Le Sénégal sur une ligne d’indépendance

Dans ce contexte, le Sénégal se distingue par une diplomatie plus affirmée. L’annulation par le Premier ministre Ousmane Sonko d’une préparation sportive aux États-Unis après un refus de visas, ou la priorité donnée à une visite à Pékin, illustrent une posture de souveraineté qui, selon Dr Lô, « ne peut laisser Washington indifférent ».

Si les États-Unis comptent sur des leviers économiques, comme la suspension des financements de l’USAID, la réforme de l’aide et le renouvellement incertain de l’AGOA pour obtenir des concessions, le Sénégal de Bassirou Diomaye Faye affiche une volonté de « gouvernance transparente et de partenariats équilibrés » qui pourrait compliquer les attentes américaines.

Un partenariat économique à consolider

Malgré ces tensions, les relations économiques entre Dakar et Washington restent solides.
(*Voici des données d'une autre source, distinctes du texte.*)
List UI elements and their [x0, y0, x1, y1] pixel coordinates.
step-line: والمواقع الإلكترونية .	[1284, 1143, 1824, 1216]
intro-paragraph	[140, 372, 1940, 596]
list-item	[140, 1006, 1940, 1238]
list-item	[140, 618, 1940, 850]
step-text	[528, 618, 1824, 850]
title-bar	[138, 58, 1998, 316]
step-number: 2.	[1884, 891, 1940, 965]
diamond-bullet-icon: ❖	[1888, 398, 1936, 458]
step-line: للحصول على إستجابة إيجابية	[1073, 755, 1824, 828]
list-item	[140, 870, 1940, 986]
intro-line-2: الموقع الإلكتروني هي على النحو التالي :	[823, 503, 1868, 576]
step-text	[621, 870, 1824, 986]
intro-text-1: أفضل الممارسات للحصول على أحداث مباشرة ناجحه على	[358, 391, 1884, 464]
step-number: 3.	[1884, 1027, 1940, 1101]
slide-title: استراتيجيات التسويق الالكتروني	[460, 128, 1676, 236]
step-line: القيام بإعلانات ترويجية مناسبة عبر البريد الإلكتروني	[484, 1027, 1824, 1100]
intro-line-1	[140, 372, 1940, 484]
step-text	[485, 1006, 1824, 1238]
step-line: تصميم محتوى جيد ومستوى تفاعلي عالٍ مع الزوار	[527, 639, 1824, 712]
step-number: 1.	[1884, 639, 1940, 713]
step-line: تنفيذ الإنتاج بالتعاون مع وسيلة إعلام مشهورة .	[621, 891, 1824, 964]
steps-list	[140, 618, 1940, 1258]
Depuis 1983, un traité bilatéral d’investissement attire des capitaux américains dans les infrastructures énergétiques, et les échanges bilatéraux ont atteint 586 millions de dollars en 2024, avec une hausse de 48 % des importations sénégalaises. Le « New Deal technologique » annoncé par Bassirou Diomaye Faye lors d’une tournée à la Silicon Valley et de récents projets d’investissement illustrent cette dynamique.

Plus largement, en 2024, les échanges États-Unis–Afrique ont frôlé 72 milliards de dollars et, lors du sommet de juin dernier, des engagements d’investissement à hauteur de 2,5 milliards de dollars ont été annoncés. Le mini-sommet de Washington prépare aussi une rencontre plus large prévue en septembre, en marge de l’Assemblée générale des Nations unies.

Pour une coordination africaine

Face à l’imprévisibilité de Trump et à une asymétrie persistante, Dr Lô recommande « une meilleure coordination africaine pour peser davantage dans les négociations ». Pour Bassirou Diomaye Faye, Mohamed Ould Cheikh El Ghazouani, Joseph Nyumah Boakai, Brice Clotaire Oligui Nguema et Umaro Sissoco Embaló, cette rencontre représente une occasion d’avancer leurs priorités économiques tout en maintenant leurs marges d’autonomie diplomatique.